What about our research and engagement missions?

In research and engagement, the university, particularly a public land grant university, has a responsibility to build the social compact by working closely with various communities on issues important to them, whether education, health, economic development, crime, or other concerns. We should be, and in many ways are, a center for public discourse on these issues and in directly engaging with communities on these issues.

It is important that we don’t assume that we know what these issues are without listening first. When we are critiqued for living in a bubble on college campuses, that is at least part of the critique, that we assume we know what matters to various communities and, perhaps more arrogantly, that we know what should matter to them. We need to live out that empathy that liberal education fosters.

Despite our best efforts, there are some ongoing trends in our society where our research seems to fall short. By that I mean the research may help us understand the trend, but it hasn’t yet given us the insight to change those trends.

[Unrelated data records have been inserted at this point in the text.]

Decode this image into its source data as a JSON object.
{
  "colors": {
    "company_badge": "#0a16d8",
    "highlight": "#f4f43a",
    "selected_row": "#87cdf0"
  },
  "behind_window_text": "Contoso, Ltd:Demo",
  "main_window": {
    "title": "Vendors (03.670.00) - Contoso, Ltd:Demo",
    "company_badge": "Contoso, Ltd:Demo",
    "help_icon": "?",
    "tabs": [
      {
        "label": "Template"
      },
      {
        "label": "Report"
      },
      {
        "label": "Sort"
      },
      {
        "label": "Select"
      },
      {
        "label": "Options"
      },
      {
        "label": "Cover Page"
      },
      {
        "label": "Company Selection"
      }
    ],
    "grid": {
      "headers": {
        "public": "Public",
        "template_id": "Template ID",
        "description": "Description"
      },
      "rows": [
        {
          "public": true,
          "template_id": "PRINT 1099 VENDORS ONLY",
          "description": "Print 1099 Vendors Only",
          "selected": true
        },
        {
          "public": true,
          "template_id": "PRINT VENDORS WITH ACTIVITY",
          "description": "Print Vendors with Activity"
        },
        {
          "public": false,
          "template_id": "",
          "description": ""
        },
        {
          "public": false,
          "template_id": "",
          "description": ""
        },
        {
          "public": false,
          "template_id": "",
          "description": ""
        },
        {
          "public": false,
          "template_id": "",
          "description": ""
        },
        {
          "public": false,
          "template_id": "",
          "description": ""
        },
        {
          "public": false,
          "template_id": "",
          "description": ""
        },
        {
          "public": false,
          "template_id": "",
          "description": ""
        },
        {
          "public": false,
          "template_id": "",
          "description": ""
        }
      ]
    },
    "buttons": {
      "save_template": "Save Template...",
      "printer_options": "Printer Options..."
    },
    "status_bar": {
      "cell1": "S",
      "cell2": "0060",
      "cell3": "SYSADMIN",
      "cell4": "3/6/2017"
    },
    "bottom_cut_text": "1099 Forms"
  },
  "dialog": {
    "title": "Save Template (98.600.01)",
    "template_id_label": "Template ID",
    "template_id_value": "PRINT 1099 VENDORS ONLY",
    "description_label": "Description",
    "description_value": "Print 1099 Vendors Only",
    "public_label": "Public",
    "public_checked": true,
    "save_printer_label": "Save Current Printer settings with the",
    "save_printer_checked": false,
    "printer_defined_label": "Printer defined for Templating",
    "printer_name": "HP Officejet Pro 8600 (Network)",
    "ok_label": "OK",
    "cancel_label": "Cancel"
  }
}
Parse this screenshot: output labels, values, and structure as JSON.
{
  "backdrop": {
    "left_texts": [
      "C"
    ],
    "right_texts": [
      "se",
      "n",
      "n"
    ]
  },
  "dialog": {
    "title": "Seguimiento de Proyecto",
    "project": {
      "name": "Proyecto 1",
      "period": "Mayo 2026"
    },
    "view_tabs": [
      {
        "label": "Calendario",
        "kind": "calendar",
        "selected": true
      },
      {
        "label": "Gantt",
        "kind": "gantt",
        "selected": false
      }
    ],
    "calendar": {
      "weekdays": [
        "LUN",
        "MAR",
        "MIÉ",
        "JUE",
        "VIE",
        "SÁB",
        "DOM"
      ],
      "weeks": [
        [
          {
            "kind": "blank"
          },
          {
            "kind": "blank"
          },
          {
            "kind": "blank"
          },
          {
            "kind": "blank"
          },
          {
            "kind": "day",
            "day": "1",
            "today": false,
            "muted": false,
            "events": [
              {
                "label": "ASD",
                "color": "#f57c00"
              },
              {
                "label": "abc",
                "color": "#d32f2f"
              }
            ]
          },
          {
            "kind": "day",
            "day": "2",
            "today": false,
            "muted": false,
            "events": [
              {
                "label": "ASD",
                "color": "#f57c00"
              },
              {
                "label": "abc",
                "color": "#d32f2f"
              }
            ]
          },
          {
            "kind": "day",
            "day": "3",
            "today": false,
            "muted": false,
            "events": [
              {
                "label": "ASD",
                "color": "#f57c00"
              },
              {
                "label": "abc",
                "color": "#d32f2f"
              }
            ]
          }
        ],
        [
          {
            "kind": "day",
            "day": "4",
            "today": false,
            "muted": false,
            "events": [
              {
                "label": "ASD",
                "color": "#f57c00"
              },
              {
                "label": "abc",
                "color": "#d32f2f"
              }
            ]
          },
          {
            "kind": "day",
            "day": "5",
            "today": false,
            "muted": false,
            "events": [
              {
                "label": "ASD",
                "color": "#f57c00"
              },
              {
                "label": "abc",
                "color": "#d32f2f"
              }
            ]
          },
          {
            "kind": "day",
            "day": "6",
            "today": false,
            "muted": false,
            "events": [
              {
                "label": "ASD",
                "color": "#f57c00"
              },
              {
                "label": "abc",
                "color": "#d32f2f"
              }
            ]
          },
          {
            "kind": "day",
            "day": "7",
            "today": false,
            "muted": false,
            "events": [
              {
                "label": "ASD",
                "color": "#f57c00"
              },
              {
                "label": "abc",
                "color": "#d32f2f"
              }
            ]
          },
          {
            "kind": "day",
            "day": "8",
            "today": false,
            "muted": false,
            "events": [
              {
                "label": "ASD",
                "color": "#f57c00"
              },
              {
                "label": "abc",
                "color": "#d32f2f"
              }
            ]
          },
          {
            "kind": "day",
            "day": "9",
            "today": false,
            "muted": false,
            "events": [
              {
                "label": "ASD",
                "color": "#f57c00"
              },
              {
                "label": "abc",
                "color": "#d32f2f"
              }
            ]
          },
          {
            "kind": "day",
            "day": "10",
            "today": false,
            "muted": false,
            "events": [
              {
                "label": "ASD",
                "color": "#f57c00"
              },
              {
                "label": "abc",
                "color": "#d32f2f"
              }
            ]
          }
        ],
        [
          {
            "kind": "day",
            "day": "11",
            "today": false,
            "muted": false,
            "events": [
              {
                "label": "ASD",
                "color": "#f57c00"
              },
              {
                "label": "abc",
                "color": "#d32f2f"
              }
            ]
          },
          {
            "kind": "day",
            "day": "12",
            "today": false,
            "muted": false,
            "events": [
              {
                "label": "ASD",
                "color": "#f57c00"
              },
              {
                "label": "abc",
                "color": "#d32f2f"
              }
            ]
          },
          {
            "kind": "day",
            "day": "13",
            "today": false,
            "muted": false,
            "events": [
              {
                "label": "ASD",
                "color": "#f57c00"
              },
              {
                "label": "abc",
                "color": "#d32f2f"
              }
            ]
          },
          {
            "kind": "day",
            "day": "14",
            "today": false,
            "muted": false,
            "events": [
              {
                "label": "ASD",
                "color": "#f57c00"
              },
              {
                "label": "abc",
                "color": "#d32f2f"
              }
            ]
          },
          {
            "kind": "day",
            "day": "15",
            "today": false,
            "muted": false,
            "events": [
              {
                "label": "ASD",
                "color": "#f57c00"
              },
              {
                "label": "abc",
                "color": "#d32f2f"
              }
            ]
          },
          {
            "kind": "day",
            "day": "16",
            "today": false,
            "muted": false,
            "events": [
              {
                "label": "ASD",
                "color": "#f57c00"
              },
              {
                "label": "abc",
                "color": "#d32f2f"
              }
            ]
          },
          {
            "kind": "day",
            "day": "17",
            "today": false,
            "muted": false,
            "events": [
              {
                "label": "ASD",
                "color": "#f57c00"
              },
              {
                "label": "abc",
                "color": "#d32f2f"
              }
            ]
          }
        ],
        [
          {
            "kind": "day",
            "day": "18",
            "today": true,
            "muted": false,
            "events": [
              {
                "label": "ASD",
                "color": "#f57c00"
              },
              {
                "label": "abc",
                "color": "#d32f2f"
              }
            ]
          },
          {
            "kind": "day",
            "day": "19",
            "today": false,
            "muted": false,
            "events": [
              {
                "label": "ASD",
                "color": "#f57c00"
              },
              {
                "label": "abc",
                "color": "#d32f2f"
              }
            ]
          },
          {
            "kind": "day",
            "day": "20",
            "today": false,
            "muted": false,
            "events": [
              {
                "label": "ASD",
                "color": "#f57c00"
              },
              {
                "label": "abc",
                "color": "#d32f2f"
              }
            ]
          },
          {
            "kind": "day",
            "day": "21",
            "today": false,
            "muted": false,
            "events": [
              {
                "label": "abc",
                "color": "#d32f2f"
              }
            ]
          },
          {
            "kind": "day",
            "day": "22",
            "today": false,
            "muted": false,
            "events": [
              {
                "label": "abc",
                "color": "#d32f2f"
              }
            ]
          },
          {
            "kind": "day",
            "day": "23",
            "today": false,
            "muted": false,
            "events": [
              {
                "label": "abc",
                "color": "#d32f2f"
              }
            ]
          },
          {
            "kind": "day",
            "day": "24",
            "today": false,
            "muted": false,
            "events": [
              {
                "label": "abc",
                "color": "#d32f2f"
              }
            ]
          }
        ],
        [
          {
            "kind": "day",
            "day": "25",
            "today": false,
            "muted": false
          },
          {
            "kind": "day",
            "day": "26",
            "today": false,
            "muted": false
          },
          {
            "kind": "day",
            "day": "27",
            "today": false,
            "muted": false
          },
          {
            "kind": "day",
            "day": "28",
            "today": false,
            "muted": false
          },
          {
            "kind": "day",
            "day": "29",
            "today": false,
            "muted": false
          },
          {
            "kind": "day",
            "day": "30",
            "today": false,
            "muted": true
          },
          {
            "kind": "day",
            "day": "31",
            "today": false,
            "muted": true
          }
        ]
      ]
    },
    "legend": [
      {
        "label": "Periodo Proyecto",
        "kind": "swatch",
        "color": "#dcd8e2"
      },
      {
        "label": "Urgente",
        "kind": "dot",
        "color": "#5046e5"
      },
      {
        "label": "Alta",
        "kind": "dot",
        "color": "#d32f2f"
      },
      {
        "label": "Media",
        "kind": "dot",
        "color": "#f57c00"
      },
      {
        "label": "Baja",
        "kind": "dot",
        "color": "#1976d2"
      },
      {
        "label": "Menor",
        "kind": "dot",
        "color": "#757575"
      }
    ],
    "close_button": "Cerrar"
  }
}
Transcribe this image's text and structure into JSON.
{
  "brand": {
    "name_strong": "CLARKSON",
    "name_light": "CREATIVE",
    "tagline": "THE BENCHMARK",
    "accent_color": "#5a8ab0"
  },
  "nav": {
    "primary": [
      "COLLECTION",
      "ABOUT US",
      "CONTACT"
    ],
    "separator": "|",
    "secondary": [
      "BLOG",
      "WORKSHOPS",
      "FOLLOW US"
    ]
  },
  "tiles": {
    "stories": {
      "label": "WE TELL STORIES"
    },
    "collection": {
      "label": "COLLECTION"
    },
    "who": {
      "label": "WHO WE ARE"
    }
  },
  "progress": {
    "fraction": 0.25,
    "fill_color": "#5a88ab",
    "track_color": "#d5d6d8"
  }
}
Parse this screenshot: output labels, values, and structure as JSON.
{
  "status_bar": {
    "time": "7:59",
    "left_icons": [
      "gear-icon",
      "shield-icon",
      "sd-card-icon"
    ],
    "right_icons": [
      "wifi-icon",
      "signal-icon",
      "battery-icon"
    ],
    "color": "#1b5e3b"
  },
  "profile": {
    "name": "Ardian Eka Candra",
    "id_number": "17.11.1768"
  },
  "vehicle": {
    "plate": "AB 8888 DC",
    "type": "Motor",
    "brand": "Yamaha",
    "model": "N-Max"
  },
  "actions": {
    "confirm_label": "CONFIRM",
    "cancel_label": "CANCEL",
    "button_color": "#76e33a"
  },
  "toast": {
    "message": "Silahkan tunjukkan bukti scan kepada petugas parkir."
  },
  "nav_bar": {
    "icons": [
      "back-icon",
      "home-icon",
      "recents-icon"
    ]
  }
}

Just to identify two that come up frequently in my areas of research. By many measures we are becoming a more polarized society politically and, perhaps to a lesser degree, ideologically. We are growing apart geographically, for example. In 2016, over 50% of the counties in the United States had an election outcome that was 20 or more points different from the national average. In 1980, it was about 10 percent of the counties. So the chances increase that we interact primarily or exclusively with those who think like us, and that may increase the chances we stereotype or demonize people who we do not meet. Our research doesn’t yet tell us how to overcome this problem.

A second area where we’ve done the research but are unsure how to shift the trends is what has been described as the erosion of civil society. That is, the weakening of those institutions between the individual and the state, such as social and professional clubs, membership organizations, churches and so on. There’s disagreement in the research, but there’s at least an argument to be made that these institutions played an important role in bringing people together, sometimes across social, demographic, and political lines, to work on shared interests and pursuits. The idea that these institutions played an important moderating and integrating role bridges scholars on the left and the right. Through scholarship, we understand how these intermediary organizations have changed. We are less sure if the trend can be reversed, and what might be the potentially unintended consequences of doing so.

I suggest these two points about research as challenges, not as insurmountable obstacles. I have a great deal of confidence in what we do in our research mission. Through that research, I believe, we will be able to discern ways to restitch the social fabric that has become frayed, even if the old methods and institutions have faded or failed. Joining that research mission to the empathy that liberal education builds is a profound and powerful combination, one that puts the university in a place of making vital contributions to sustaining the social compact.